Professor Andrew Dempster, director of the Australian Centre for Space Engineering Research at UNSW, believes that Australia is uniquely placed to carve itself a niche in the global space industry by exploiting its position of strength in mining expertise.
He commented: "Australia has a natural advantage for off-Earth mining - we have some of the very best mining research, technology and automation tools in the world, and the largest mining companies.
"While overseas teams have been looking at solving some of the problems behind space mining, our project wants to examine how we could actually get this done, firstly from a practical engineering point of view, but also closing a viable business case."
The global space industry is expected to grow to A$1 trillion (US$708 billion) over the next 20 years and Professor Dempster thinks that Australia needs to engage with the space agenda now to secure its ability to compete in this market in the future.
He advised: "What we need to do is reduce the perceived risk to potential investors, including large mining companies, in a space mining venture."
The major deterrent for industry involvement is a lack of understanding of the economics associated with this type of project and the perceived investment risk profile of mining in space.

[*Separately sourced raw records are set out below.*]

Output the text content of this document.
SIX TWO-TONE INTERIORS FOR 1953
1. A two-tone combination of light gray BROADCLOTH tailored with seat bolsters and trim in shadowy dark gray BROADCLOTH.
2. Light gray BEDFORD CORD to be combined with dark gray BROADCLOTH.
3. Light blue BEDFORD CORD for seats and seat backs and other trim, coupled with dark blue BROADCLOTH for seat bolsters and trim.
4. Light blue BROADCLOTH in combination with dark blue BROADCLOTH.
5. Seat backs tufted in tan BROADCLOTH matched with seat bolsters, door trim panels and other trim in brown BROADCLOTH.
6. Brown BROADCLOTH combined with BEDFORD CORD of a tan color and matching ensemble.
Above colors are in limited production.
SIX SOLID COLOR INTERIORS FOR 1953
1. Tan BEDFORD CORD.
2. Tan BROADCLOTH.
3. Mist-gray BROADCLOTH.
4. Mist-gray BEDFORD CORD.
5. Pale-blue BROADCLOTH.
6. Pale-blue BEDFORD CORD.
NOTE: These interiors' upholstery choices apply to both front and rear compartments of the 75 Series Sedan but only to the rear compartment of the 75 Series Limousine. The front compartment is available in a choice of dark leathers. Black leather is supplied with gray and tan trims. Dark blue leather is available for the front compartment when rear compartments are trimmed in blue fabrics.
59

'Australia has a natural advantage for off-Earth mining - we have some of the very best mining research, technology and automation tools in the world, and the largest mining companies.'
Professor Dempster, who is working with UNSW mining expert Professor Serkan Saydam, has a goal of reducing the perceived risk of off-Earth mining and offering credible evidence that mining water from the moon can be commercially viable. The hope is to be able to show that it is possible to create the machinery, mining methods, energy resources and communications required to do it. To that end, they will consider only those options that are most likely to produce positive investment returns.
The best-known commercial application of extracting lunar water is in making rocket fuel. The components of water are hydrogen and oxygen and these can be used to power rockets.
Making rocket fuel out of the water on the moon could significantly cut down on the cost of carrying out space missions. Currently, rockets leaving Earth must carry all the fuel they need, which comes at an enormous cost. If rockets could refuel once in space, they could reach distant locations for a lot less money.
Speaking about the project, UNSW dean of engineering Mark Hoffman said: "Australia needs to invest in disruptive, innovative technologies to tackle some of our planet's big challenges and to create new and exciting opportunities for economic growth. Projects such as this one will help deepen Australia's expertise in off-Earth mining and facilitate the growth of the space industry in Australia."
Professor Dempster said that given sufficient funding, he and his team may be just five to 10 years away from piloting a water mining ‘proof of concept' operation on the moon.
"Once we prove that the technology exists and major risks can be mitigated, I expect that mining companies will see the commercial potential for this sort of venture and put some dollars towards making it a reality," he said.
Professor Dempster concluded that it is likely that we are still decades away from commercial mining operations being established on the moon.